Sur son statut d’enfant soldat, le gouvernement garde un silence scandaleux. Peut-être est-il intimidé par le fait que la présumée victime de Khadr était américaine. Ou peut-être ferme-t-il les yeux sur le sort d’Omar parce qu’il n’aime pas les vues politiques de sa famille. N’est-il pas ironique que le gouvernement ait fait des pieds et des mains pour endiguer l’indignation suscitée par les atteintes possibles aux droits humains des détenus afghans alors qu’il fait fit de ceux de M. Khadr, un Canadien?

 

La position du Canada dans l’affaire Khadr viole l’esprit du protocole de l’ONU sur les enfants soldats et tourne en ridicule les efforts que nous déployons dans d’autres dossiers de droits de la personne.

 

Le récent rapport Manley sur la mission du Canada en Afghanistan observe à juste titre que notre intervention là-bas « confère une dimension concrète à nos valeurs communes » et nous permet de jouer un rôle accru sur la scène mondiale. Si le courage et le professionnalisme de nos soldats en Afghanistan rehaussent bel et bien notre statut de puissance intermédiaire émergente, la façon dont le gouvernement gère d’autres dossiers nuit manifestement à notre crédibilité. Au Darfour, par exemple, nous tournons froidement le dos à notre responsabilité de protéger.

 

La communauté internationale observe tous les faux pas flagrants du Canada sur la scène mondiale et compare soigneusement nos paroles à nos actions.

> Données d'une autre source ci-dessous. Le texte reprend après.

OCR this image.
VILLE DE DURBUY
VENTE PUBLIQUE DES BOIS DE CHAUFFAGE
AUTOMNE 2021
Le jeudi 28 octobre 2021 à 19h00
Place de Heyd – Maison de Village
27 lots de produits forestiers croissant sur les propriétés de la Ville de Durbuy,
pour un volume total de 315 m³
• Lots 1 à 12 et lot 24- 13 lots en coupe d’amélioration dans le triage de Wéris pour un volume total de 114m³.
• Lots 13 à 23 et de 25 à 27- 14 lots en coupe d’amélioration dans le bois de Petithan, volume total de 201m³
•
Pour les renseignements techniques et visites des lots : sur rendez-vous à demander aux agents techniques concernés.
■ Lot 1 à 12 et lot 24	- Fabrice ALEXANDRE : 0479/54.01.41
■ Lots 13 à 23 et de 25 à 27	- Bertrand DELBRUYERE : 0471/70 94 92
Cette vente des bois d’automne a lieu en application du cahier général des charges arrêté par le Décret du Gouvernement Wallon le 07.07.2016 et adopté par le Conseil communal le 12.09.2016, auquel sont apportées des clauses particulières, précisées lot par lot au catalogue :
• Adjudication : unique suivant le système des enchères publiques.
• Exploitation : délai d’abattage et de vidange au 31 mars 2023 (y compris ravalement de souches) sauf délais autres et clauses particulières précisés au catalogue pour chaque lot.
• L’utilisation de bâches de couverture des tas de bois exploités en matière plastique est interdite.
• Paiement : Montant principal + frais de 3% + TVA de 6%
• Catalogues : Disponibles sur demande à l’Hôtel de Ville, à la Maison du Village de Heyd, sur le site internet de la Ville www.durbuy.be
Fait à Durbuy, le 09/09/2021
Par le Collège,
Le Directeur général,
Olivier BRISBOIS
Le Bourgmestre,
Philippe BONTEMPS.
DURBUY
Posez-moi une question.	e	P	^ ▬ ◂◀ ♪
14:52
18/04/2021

Si nous continuons d’accuser des écarts entre les deux, nous passerons bientôt pour le « méchant petit Canadien » -- hypocrite au sein de la communauté internationale et sans cœur au pays. Dans le cas d’Omar Khadr, nous risquons de passer pour les deux à la fois.

 

- Le lieutenant-général (ret.) Roméo Dallaire est sénateur libéral et ancien commandant de la Mission des Nations Unies pour l'assistance au Rwanda.